C'est une avenue tentante, en théorie, mais je redoute qu'elle soit annihilée par la difficulté de l'appliquer en pratique. Faut-il mobiliser des fonctionnaires pour calculer les seuils d'admissibilité? Tout compte fait, il aurait mieux valu se ranger derrière l'augmentation de 2$ et la mettre en vigueur.

À l'Assemblée nationale, François Legault, chef de la CAQ, dénonce les reculs successifs du nouveau gouvernement.

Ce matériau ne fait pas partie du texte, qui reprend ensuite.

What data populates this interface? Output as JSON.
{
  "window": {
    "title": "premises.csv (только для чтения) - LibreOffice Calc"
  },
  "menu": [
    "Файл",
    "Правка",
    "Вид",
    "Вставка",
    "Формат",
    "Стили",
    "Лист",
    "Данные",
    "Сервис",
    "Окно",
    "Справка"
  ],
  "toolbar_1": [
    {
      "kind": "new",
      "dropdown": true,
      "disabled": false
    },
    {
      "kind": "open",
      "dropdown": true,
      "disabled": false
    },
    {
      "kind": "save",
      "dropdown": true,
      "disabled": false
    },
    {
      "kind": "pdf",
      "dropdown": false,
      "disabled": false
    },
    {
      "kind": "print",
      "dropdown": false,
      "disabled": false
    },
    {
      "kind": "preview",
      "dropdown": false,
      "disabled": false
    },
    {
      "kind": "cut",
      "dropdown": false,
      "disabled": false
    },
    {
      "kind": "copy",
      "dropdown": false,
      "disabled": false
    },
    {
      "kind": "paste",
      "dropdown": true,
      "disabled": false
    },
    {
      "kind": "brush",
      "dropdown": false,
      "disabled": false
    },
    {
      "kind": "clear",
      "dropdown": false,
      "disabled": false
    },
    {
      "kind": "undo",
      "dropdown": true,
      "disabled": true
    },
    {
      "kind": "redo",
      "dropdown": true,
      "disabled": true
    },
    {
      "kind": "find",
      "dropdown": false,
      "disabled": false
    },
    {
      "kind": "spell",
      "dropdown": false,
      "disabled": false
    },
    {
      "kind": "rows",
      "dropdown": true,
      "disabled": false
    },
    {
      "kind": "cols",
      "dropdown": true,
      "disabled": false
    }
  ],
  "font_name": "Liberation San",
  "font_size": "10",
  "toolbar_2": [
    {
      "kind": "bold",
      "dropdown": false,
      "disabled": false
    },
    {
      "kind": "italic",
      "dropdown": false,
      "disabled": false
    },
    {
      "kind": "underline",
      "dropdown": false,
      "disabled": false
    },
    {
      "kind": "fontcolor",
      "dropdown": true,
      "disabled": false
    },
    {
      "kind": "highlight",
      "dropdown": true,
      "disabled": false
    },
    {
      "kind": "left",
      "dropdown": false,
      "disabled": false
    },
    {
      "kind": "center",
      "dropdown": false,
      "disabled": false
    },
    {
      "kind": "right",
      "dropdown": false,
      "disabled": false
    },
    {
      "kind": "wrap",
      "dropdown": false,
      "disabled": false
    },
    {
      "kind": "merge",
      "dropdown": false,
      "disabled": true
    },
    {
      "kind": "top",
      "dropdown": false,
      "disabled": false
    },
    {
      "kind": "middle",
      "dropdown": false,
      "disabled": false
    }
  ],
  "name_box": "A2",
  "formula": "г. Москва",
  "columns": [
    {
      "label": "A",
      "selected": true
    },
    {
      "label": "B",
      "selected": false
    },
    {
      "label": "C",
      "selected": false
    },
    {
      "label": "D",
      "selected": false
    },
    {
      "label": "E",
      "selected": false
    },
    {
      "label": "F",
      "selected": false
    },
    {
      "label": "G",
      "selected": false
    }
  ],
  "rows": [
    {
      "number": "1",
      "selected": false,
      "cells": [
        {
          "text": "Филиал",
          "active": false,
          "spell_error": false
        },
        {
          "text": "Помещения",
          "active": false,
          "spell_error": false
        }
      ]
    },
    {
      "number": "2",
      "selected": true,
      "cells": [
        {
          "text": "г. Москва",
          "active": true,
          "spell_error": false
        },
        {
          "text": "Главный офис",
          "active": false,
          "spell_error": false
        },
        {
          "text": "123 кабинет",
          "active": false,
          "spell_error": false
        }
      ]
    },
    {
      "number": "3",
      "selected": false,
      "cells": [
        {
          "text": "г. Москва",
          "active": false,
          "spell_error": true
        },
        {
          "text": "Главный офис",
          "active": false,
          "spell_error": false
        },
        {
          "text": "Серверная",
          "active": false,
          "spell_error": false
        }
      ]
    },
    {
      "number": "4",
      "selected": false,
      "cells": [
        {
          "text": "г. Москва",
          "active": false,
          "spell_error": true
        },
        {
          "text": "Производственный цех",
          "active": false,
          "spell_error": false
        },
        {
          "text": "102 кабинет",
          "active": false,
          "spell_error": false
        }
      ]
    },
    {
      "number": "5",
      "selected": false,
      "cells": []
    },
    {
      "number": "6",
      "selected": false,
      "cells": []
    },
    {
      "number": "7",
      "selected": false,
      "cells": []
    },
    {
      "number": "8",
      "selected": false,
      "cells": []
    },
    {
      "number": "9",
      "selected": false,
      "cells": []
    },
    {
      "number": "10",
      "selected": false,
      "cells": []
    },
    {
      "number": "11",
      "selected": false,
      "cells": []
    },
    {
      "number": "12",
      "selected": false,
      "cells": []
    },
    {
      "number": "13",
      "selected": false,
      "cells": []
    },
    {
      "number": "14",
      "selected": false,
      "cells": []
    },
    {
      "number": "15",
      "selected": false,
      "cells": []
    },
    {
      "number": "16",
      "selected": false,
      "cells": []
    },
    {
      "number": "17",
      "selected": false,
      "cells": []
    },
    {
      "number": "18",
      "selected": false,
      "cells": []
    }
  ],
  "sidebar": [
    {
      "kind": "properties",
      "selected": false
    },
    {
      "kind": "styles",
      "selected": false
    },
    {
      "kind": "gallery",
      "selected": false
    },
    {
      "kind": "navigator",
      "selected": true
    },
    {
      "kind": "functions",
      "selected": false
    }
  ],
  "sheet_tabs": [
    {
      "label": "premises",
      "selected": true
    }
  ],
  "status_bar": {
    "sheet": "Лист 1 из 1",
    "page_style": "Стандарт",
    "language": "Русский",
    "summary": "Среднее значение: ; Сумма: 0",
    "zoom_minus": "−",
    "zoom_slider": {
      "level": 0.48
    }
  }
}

À cette liste, il faut ajouter, bien sûr, la remise en question de la cimenterie de Port-Daniel. Il y a quelques semaines, cette cimenterie était, aux dires du PLQ, une bonne affaire.

La dure réalité des finances publiques dicte la conduite du gouvernement. On ne cache pas que les agences de crédit soufflent dans le cou du Québec qui attend le dépôt du premier budget libéral et, surtout, du livre des dépenses des ministères.

Les péquistes avaient déposé un budget amputé du livre des crédits, ce qui n'est pas de nature à rassurer nos banquiers.

Le budget du 4 juin marquera donc la fin de certaines illusions, dans la mesure où les électeurs prennent encore les promesses pour du cash.

Faire de la politique «autrement» devrait s'appliquer aux campagnes électorales. Cela signifie arrêter de traiter les citoyens comme des cons.